With that being said, I am wavering between the idea of having a drink or two with my younger brother on his birthday: January 6th. The only reason I am entertaining the idea of drinking is because it will be for his 21st… I feel like I can handle it, but I am equally scared to become enticed to continue after his birthday. I have a highly addictive personality, so I am nervous that I will fall back into my destructive routine. However, this is a significant birthday for my little brother. I’m really not sure how to proceed…
I hear ya! I’m the same way! I feel like I can handle it but am afraid one night out will lead to 3 to 4 again! I’m so weeks no alcohol and am gonna keep it going! I’m sure ull make the right decision that’s best for you!
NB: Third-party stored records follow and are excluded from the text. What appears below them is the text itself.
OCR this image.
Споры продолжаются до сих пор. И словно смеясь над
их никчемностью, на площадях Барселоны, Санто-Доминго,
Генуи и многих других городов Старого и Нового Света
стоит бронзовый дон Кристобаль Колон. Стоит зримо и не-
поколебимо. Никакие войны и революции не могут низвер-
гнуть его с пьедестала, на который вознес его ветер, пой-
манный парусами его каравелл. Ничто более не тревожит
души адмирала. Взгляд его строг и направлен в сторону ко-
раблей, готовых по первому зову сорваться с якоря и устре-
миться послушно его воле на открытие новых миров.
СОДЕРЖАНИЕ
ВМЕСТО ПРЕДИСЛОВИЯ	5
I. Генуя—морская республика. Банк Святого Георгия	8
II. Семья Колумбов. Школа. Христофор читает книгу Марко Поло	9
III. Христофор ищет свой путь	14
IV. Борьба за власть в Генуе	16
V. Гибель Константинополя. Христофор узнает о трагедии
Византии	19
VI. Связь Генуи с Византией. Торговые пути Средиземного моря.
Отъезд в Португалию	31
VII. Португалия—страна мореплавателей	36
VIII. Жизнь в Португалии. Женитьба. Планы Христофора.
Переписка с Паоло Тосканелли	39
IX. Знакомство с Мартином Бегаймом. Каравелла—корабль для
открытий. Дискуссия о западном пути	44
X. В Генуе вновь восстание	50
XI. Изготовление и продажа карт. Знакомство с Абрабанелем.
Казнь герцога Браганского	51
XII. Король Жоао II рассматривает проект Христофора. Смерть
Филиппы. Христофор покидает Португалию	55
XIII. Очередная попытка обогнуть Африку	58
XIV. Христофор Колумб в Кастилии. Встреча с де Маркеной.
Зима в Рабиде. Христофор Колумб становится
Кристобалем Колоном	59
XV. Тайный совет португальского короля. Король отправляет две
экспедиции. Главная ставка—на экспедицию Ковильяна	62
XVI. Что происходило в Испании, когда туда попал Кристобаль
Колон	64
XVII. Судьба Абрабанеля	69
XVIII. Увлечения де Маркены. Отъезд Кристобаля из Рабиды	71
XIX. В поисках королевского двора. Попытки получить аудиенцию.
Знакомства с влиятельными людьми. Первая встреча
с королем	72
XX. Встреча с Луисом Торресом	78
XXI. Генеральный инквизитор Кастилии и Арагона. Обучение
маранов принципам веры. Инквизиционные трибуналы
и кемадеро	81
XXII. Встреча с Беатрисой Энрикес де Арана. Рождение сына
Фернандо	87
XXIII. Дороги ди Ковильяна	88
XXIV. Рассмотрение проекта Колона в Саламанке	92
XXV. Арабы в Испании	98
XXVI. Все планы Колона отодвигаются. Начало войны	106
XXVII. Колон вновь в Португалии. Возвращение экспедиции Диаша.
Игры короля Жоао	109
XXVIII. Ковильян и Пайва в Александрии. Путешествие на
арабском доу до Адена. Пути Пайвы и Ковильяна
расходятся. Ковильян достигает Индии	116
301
Don’t, he will understand. HIM having his first legal drink is fine but there is no reason to risk your sobriety on a birthday. Are you entertaining the idea because you think it’s going to be important to him? Or because you are looking for a legitimate excuse to indulge? Even if you could theoretically “handle it” would you really want an experience that is going to reinforce that you like drinking? I have an incredibly addictive behavior pattern as well and from my own experience there is only ever the illusion of control with drinking. The last time I relapsed before I quit for good was because I was going to have two beers with a friend who I hadn’t seen in almost 15 years who didn’t know I was struggling with alcohol. That spiraled into almost a week of drinking “in control” not blacking out, or doing anything stupid, just having a few drinks everyday. Which then snowballed into the worst relapse I’ve ever had. All using the same logic. I guess really ask yourself if you are drinking for him or for yourself because you think you miss it?